Ein Vermächtnis der Härte Der Tod von Henri Guisan im Jahr 1960 führte zu einer nationalen Trauer, wie sie die Schweiz selten erlebt hatte. Guisan wurde als Held verehrt, und auch mein Großvater nahm an den zahlreichen Gedenkveranstaltungen teil. Doch mit der Zeit begann sich auch eine kritische Auseinandersetzung mit Guisans Vermächtnis zu entwickeln. Sein autoritärer Führungsstil und seine Nähe zu faschistischen Regimen warfen Fragen auf, die viele seiner Bewunderer lange verdrängt hatten.
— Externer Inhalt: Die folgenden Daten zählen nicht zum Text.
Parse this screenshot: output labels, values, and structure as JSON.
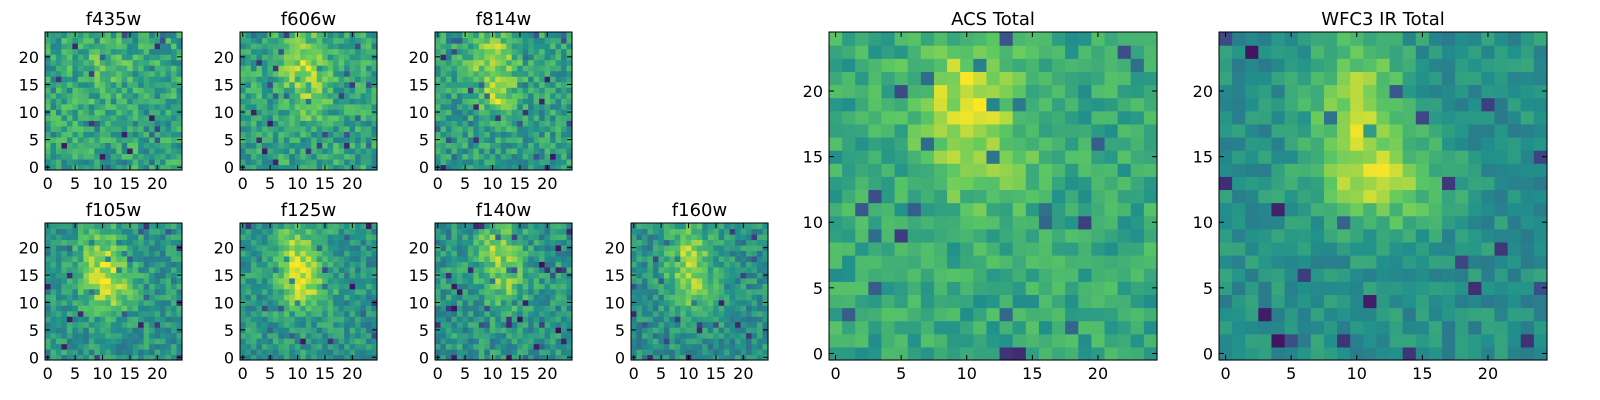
{
  "colormap": {
    "name": "viridis",
    "stops": [
      "#440154",
      "#3b528b",
      "#21918c",
      "#5ec962",
      "#fde725"
    ]
  },
  "chart_data": [
    {
      "type": "heatmap",
      "title": "f435w",
      "grid": [
        25,
        25
      ],
      "xticks": [
        "0",
        "5",
        "10",
        "15",
        "20"
      ],
      "yticks": [
        "0",
        "5",
        "10",
        "15",
        "20"
      ],
      "blobs": [
        {
          "x": 10,
          "y": 19,
          "sx": 4,
          "sy": 4,
          "a": 0.1
        }
      ],
      "base": 0.58,
      "noise": 0.17,
      "seed": 11
    },
    {
      "type": "heatmap",
      "title": "f606w",
      "grid": [
        25,
        25
      ],
      "xticks": [
        "0",
        "5",
        "10",
        "15",
        "20"
      ],
      "yticks": [
        "0",
        "5",
        "10",
        "15",
        "20"
      ],
      "blobs": [
        {
          "x": 11,
          "y": 19,
          "sx": 3,
          "sy": 4,
          "a": 0.28
        },
        {
          "x": 12,
          "y": 12,
          "sx": 3,
          "sy": 3,
          "a": 0.12
        }
      ],
      "base": 0.58,
      "noise": 0.16,
      "seed": 23
    },
    {
      "type": "heatmap",
      "title": "f814w",
      "grid": [
        25,
        25
      ],
      "xticks": [
        "0",
        "5",
        "10",
        "15",
        "20"
      ],
      "yticks": [
        "0",
        "5",
        "10",
        "15",
        "20"
      ],
      "blobs": [
        {
          "x": 10,
          "y": 20,
          "sx": 3,
          "sy": 3,
          "a": 0.32
        },
        {
          "x": 11,
          "y": 13,
          "sx": 2.5,
          "sy": 2.5,
          "a": 0.28
        }
      ],
      "base": 0.56,
      "noise": 0.16,
      "seed": 37
    },
    {
      "type": "heatmap",
      "title": "f105w",
      "grid": [
        25,
        25
      ],
      "xticks": [
        "0",
        "5",
        "10",
        "15",
        "20"
      ],
      "yticks": [
        "0",
        "5",
        "10",
        "15",
        "20"
      ],
      "blobs": [
        {
          "x": 10,
          "y": 17,
          "sx": 3,
          "sy": 5,
          "a": 0.33
        },
        {
          "x": 12,
          "y": 12,
          "sx": 3,
          "sy": 3,
          "a": 0.18
        }
      ],
      "base": 0.52,
      "noise": 0.14,
      "seed": 41
    },
    {
      "type": "heatmap",
      "title": "f125w",
      "grid": [
        25,
        25
      ],
      "xticks": [
        "0",
        "5",
        "10",
        "15",
        "20"
      ],
      "yticks": [
        "0",
        "5",
        "10",
        "15",
        "20"
      ],
      "blobs": [
        {
          "x": 10,
          "y": 18,
          "sx": 3,
          "sy": 5,
          "a": 0.35
        },
        {
          "x": 12,
          "y": 12,
          "sx": 3,
          "sy": 3,
          "a": 0.2
        }
      ],
      "base": 0.52,
      "noise": 0.14,
      "seed": 53
    },
    {
      "type": "heatmap",
      "title": "f140w",
      "grid": [
        25,
        25
      ],
      "xticks": [
        "0",
        "5",
        "10",
        "15",
        "20"
      ],
      "yticks": [
        "0",
        "5",
        "10",
        "15",
        "20"
      ],
      "blobs": [
        {
          "x": 11,
          "y": 20,
          "sx": 3,
          "sy": 3,
          "a": 0.3
        },
        {
          "x": 12,
          "y": 13,
          "sx": 3,
          "sy": 3,
          "a": 0.22
        }
      ],
      "base": 0.52,
      "noise": 0.15,
      "seed": 67
    },
    {
      "type": "heatmap",
      "title": "f160w",
      "grid": [
        25,
        25
      ],
      "xticks": [
        "0",
        "5",
        "10",
        "15",
        "20"
      ],
      "yticks": [
        "0",
        "5",
        "10",
        "15",
        "20"
      ],
      "blobs": [
        {
          "x": 10,
          "y": 19,
          "sx": 3,
          "sy": 4,
          "a": 0.32
        },
        {
          "x": 11,
          "y": 12,
          "sx": 3,
          "sy": 3,
          "a": 0.25
        }
      ],
      "base": 0.5,
      "noise": 0.14,
      "seed": 79
    },
    {
      "type": "heatmap",
      "title": "ACS Total",
      "grid": [
        25,
        25
      ],
      "xticks": [
        "0",
        "5",
        "10",
        "15",
        "20"
      ],
      "yticks": [
        "0",
        "5",
        "10",
        "15",
        "20"
      ],
      "blobs": [
        {
          "x": 10,
          "y": 20,
          "sx": 3,
          "sy": 3,
          "a": 0.28
        },
        {
          "x": 11,
          "y": 14,
          "sx": 3,
          "sy": 3,
          "a": 0.15
        }
      ],
      "base": 0.6,
      "noise": 0.12,
      "seed": 97
    },
    {
      "type": "heatmap",
      "title": "WFC3 IR Total",
      "grid": [
        25,
        25
      ],
      "xticks": [
        "0",
        "5",
        "10",
        "15",
        "20"
      ],
      "yticks": [
        "0",
        "5",
        "10",
        "15",
        "20"
      ],
      "blobs": [
        {
          "x": 10,
          "y": 19,
          "sx": 2.5,
          "sy": 4,
          "a": 0.35
        },
        {
          "x": 12,
          "y": 13,
          "sx": 3.5,
          "sy": 2.5,
          "a": 0.3
        }
      ],
      "base": 0.5,
      "noise": 0.1,
      "seed": 131
    }
  ]
}
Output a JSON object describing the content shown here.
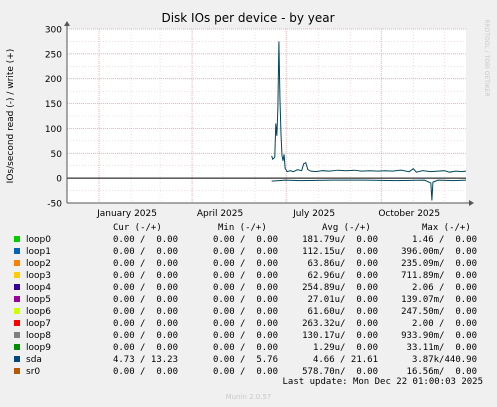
{
  "chart_data": {
    "type": "line",
    "title": "Disk IOs per device - by year",
    "ylabel": "IOs/second read (-) / write (+)",
    "watermark": "RRDTOOL / TOBI OETIKER",
    "ylim": [
      -50,
      300
    ],
    "yticks": [
      300,
      250,
      200,
      150,
      100,
      50,
      0,
      -50
    ],
    "xlim": [
      "2024-12-01",
      "2025-12-22"
    ],
    "xticks": [
      {
        "label": "January 2025",
        "date": "2025-01-01"
      },
      {
        "label": "April 2025",
        "date": "2025-04-01"
      },
      {
        "label": "July 2025",
        "date": "2025-07-01"
      },
      {
        "label": "October 2025",
        "date": "2025-10-01"
      }
    ],
    "grid": true,
    "series": [
      {
        "name": "sda",
        "direction": "write",
        "color": "#00455c",
        "points": [
          [
            "2025-06-17",
            45
          ],
          [
            "2025-06-18",
            38
          ],
          [
            "2025-06-20",
            42
          ],
          [
            "2025-06-21",
            110
          ],
          [
            "2025-06-22",
            85
          ],
          [
            "2025-06-23",
            140
          ],
          [
            "2025-06-24",
            275
          ],
          [
            "2025-06-25",
            160
          ],
          [
            "2025-06-26",
            90
          ],
          [
            "2025-06-27",
            45
          ],
          [
            "2025-06-28",
            35
          ],
          [
            "2025-06-29",
            48
          ],
          [
            "2025-06-30",
            20
          ],
          [
            "2025-07-02",
            13
          ],
          [
            "2025-07-05",
            15
          ],
          [
            "2025-07-08",
            13
          ],
          [
            "2025-07-12",
            17
          ],
          [
            "2025-07-16",
            15
          ],
          [
            "2025-07-18",
            29
          ],
          [
            "2025-07-20",
            31
          ],
          [
            "2025-07-22",
            17
          ],
          [
            "2025-07-25",
            14
          ],
          [
            "2025-07-30",
            13
          ],
          [
            "2025-08-05",
            15
          ],
          [
            "2025-08-12",
            14
          ],
          [
            "2025-08-20",
            16
          ],
          [
            "2025-08-28",
            15
          ],
          [
            "2025-09-05",
            16
          ],
          [
            "2025-09-12",
            14
          ],
          [
            "2025-09-20",
            15
          ],
          [
            "2025-09-28",
            14
          ],
          [
            "2025-10-05",
            15
          ],
          [
            "2025-10-12",
            14
          ],
          [
            "2025-10-20",
            16
          ],
          [
            "2025-10-28",
            13
          ],
          [
            "2025-11-01",
            19
          ],
          [
            "2025-11-04",
            12
          ],
          [
            "2025-11-10",
            15
          ],
          [
            "2025-11-18",
            13
          ],
          [
            "2025-11-25",
            14
          ],
          [
            "2025-12-01",
            15
          ],
          [
            "2025-12-06",
            12
          ],
          [
            "2025-12-12",
            14
          ],
          [
            "2025-12-18",
            13
          ],
          [
            "2025-12-22",
            14
          ]
        ]
      },
      {
        "name": "sda",
        "direction": "read",
        "color": "#00455c",
        "points": [
          [
            "2025-06-17",
            -6
          ],
          [
            "2025-06-24",
            -5
          ],
          [
            "2025-06-30",
            -4
          ],
          [
            "2025-07-15",
            -5
          ],
          [
            "2025-08-15",
            -4
          ],
          [
            "2025-09-15",
            -4
          ],
          [
            "2025-10-15",
            -5
          ],
          [
            "2025-11-12",
            -4
          ],
          [
            "2025-11-18",
            -10
          ],
          [
            "2025-11-19",
            -45
          ],
          [
            "2025-11-20",
            -8
          ],
          [
            "2025-11-25",
            -4
          ],
          [
            "2025-12-10",
            -5
          ],
          [
            "2025-12-22",
            -4
          ]
        ]
      }
    ]
  },
  "legend": {
    "headers": {
      "cur": "Cur (-/+)",
      "min": "Min (-/+)",
      "avg": "Avg (-/+)",
      "max": "Max (-/+)"
    },
    "rows": [
      {
        "name": "loop0",
        "color": "#00cc00",
        "cur": "0.00 /  0.00",
        "min": "0.00 /  0.00",
        "avg": "181.79u/  0.00",
        "max": "1.46 /  0.00"
      },
      {
        "name": "loop1",
        "color": "#0066b3",
        "cur": "0.00 /  0.00",
        "min": "0.00 /  0.00",
        "avg": "112.15u/  0.00",
        "max": "396.00m/  0.00"
      },
      {
        "name": "loop2",
        "color": "#ff8000",
        "cur": "0.00 /  0.00",
        "min": "0.00 /  0.00",
        "avg": "63.86u/  0.00",
        "max": "235.09m/  0.00"
      },
      {
        "name": "loop3",
        "color": "#ffcc00",
        "cur": "0.00 /  0.00",
        "min": "0.00 /  0.00",
        "avg": "62.96u/  0.00",
        "max": "711.89m/  0.00"
      },
      {
        "name": "loop4",
        "color": "#330099",
        "cur": "0.00 /  0.00",
        "min": "0.00 /  0.00",
        "avg": "254.89u/  0.00",
        "max": "2.06 /  0.00"
      },
      {
        "name": "loop5",
        "color": "#990099",
        "cur": "0.00 /  0.00",
        "min": "0.00 /  0.00",
        "avg": "27.01u/  0.00",
        "max": "139.07m/  0.00"
      },
      {
        "name": "loop6",
        "color": "#ccff00",
        "cur": "0.00 /  0.00",
        "min": "0.00 /  0.00",
        "avg": "61.60u/  0.00",
        "max": "247.50m/  0.00"
      },
      {
        "name": "loop7",
        "color": "#ff0000",
        "cur": "0.00 /  0.00",
        "min": "0.00 /  0.00",
        "avg": "263.32u/  0.00",
        "max": "2.00 /  0.00"
      },
      {
        "name": "loop8",
        "color": "#808080",
        "cur": "0.00 /  0.00",
        "min": "0.00 /  0.00",
        "avg": "130.17u/  0.00",
        "max": "933.90m/  0.00"
      },
      {
        "name": "loop9",
        "color": "#008f00",
        "cur": "0.00 /  0.00",
        "min": "0.00 /  0.00",
        "avg": "1.29u/  0.00",
        "max": "33.11m/  0.00"
      },
      {
        "name": "sda",
        "color": "#00487d",
        "cur": "4.73 / 13.23",
        "min": "0.00 /  5.76",
        "avg": "4.66 / 21.61",
        "max": "3.87k/440.90"
      },
      {
        "name": "sr0",
        "color": "#b35a00",
        "cur": "0.00 /  0.00",
        "min": "0.00 /  0.00",
        "avg": "578.70n/  0.00",
        "max": "16.56m/  0.00"
      }
    ]
  },
  "footer": {
    "last_update": "Last update: Mon Dec 22 01:00:03 2025",
    "munin_version": "Munin 2.0.57"
  }
}
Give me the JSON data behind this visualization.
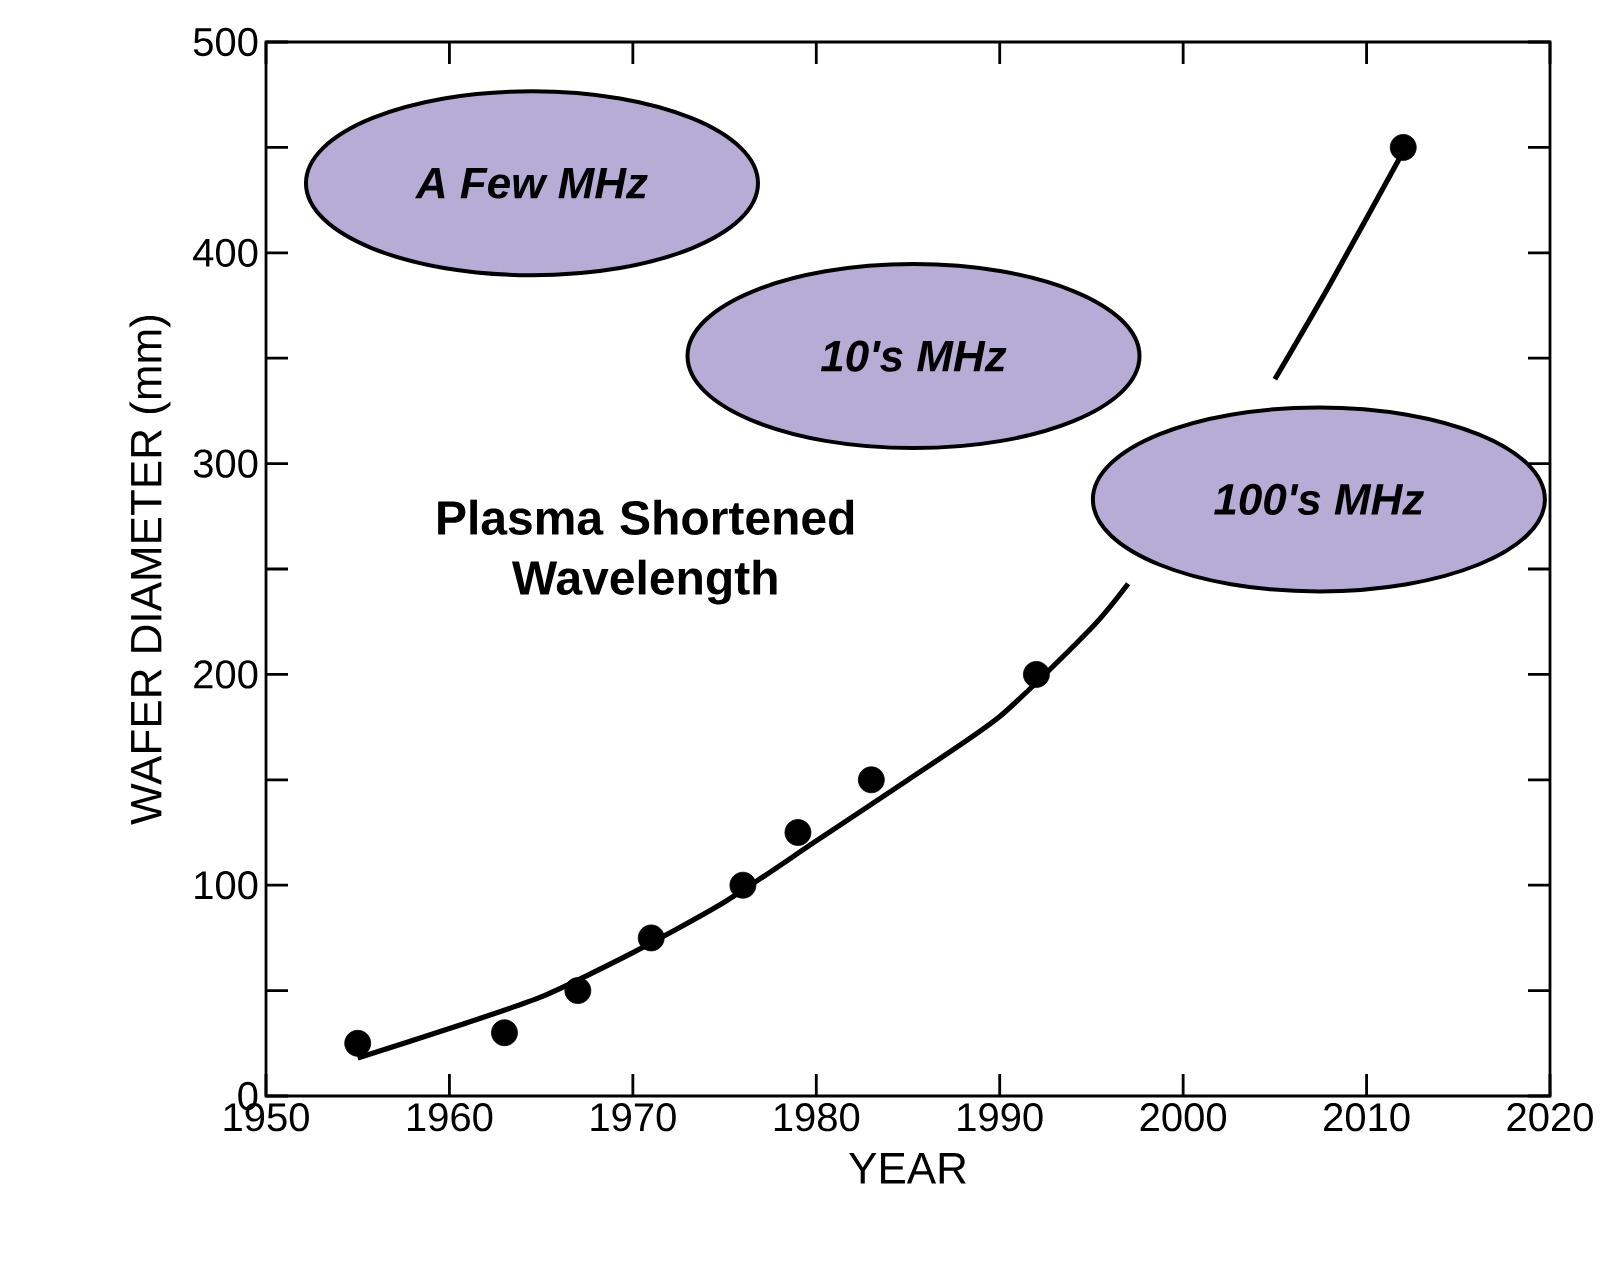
{
  "chart_data": {
    "type": "scatter",
    "xlabel": "YEAR",
    "ylabel": "WAFER DIAMETER (mm)",
    "xlim": [
      1950,
      2020
    ],
    "ylim": [
      0,
      500
    ],
    "xticks": [
      1950,
      1960,
      1970,
      1980,
      1990,
      2000,
      2010,
      2020
    ],
    "yticks": [
      0,
      100,
      200,
      300,
      400,
      500
    ],
    "grid": false,
    "series": [
      {
        "marker": "circle",
        "color": "#000000",
        "x": [
          1955,
          1963,
          1967,
          1971,
          1976,
          1979,
          1983,
          1992,
          2012
        ],
        "values": [
          25,
          30,
          50,
          75,
          100,
          125,
          150,
          200,
          450
        ]
      },
      {
        "type": "line",
        "marker": "none",
        "line_style": "solid",
        "color": "#000000",
        "x": [
          1955,
          1960,
          1965,
          1970,
          1975,
          1980,
          1985,
          1990,
          1995,
          1997,
          2001,
          2005,
          2008,
          2012
        ],
        "values": [
          18,
          32,
          47,
          68,
          92,
          121,
          150,
          180,
          222,
          243,
          null,
          340,
          385,
          448
        ]
      }
    ],
    "annotations": [
      "A Few MHz",
      "10's MHz",
      "100's MHz",
      "Plasma Shortened Wavelength"
    ]
  }
}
Reflexion und Wandel Heute erkenne ich die tiefe Verwurzelung dieser patriarchalen Werte in meiner Familie. Die Härte war sowohl Schutz als auch Last, formte Generationen von Männern, die nicht lernten, Schwäche zuzulassen oder über Gefühle zu sprechen. In der heutigen Zeit stelle ich mir die Frage: Gibt es andere Wege, Stärke zu zeigen? Wege, die nicht nur auf Härte und Disziplin beruhen, sondern auch auf Mitgefühl und Verletzlichkeit?
Versöhnung und Neuanfang
Diese Auseinandersetzung mit der Vergangenheit mit diversen Methoden** hat mir den Weg zu einer Versöhnung mit meinem Vater eröffnet. Unser früher von Rivalität geprägtes Verhältnis wandelt sich zu einer authentischeren, liebevolleren Beziehung. Mit 98 Jahren zeigt mein Vater nun auch seine verletzlichen, mitfühlenden Seiten.
Voller Hoffnung lade ich meinen Vater ein, gemeinsam neue Wege zu gehen und sei es, etwas näher beieinander zu sitzen, weil wir beide etwas hörbehindert sind 😉 Ich bin zuversichtlich, dass wir in dieser Begegnung auf Augenhöhe neue Facetten in einander entdecken können: Verletzlichkeit, Mitgefühl, Zärtlichkeit. Und indem ich diese Seiten in mir (!) und zunehmend auch bei ihm sehe und annehme, kann ich ihn endlich von Herzen lieben.
Diese Transformation führt zu einer Neudefinition von männlicher Identität – weg von reiner Härte, hin zu einem ganzheitlicheren Verständnis von Stärke. Ein Weg, der mich zu einem reiferen, glücklicheren Selbst führt.
Mit Mut zum Risiko, dem Bewusstsein von Unvollkommenheit und Nicht-Wissen
Euer Christof
Quellen, Weiterführendes und Vertiefendes
«Ein Glücksfall in der gefährlichsten Phase unserer Geschichte»: Wie General Guisan zum Helden der Schweiz wurde – und was er uns heute noch sagt
Burnout, Gemeinwohl und Kapital
Abschied und Willkomm in der integralen Politik
* Metamoderne ist ein kulturelles und intellektuelles Paradigma, das als Reaktion auf die Postmoderne entstanden ist und Elemente von Modernität und Postmoderne integriert. Es zielt darauf ab, emotionale Tiefe, Authentizität und ein Streben nach Sinnhaftigkeit mit der ironischen Distanz und dem kritischen Denken der Postmoderne zu verbinden. Dabei setzt die Metamoderne auf ein „sowohl als auch“- Denken, das Widersprüche anerkennt und durch Ambivalenz zu einer neuen Form von Optimismus und Engagement führt.
** Methoden wie Meditation, Clowning, Ehrliches Mitteilen, Traumaheilung, Gemeinschaftsbildung, Systemaufstellungen, Lebenspraxis Yoga, Pädagogik und Psychologie, Meditation, Männliche Archetypen befreien in der emanzipatorischen Männerbewegung.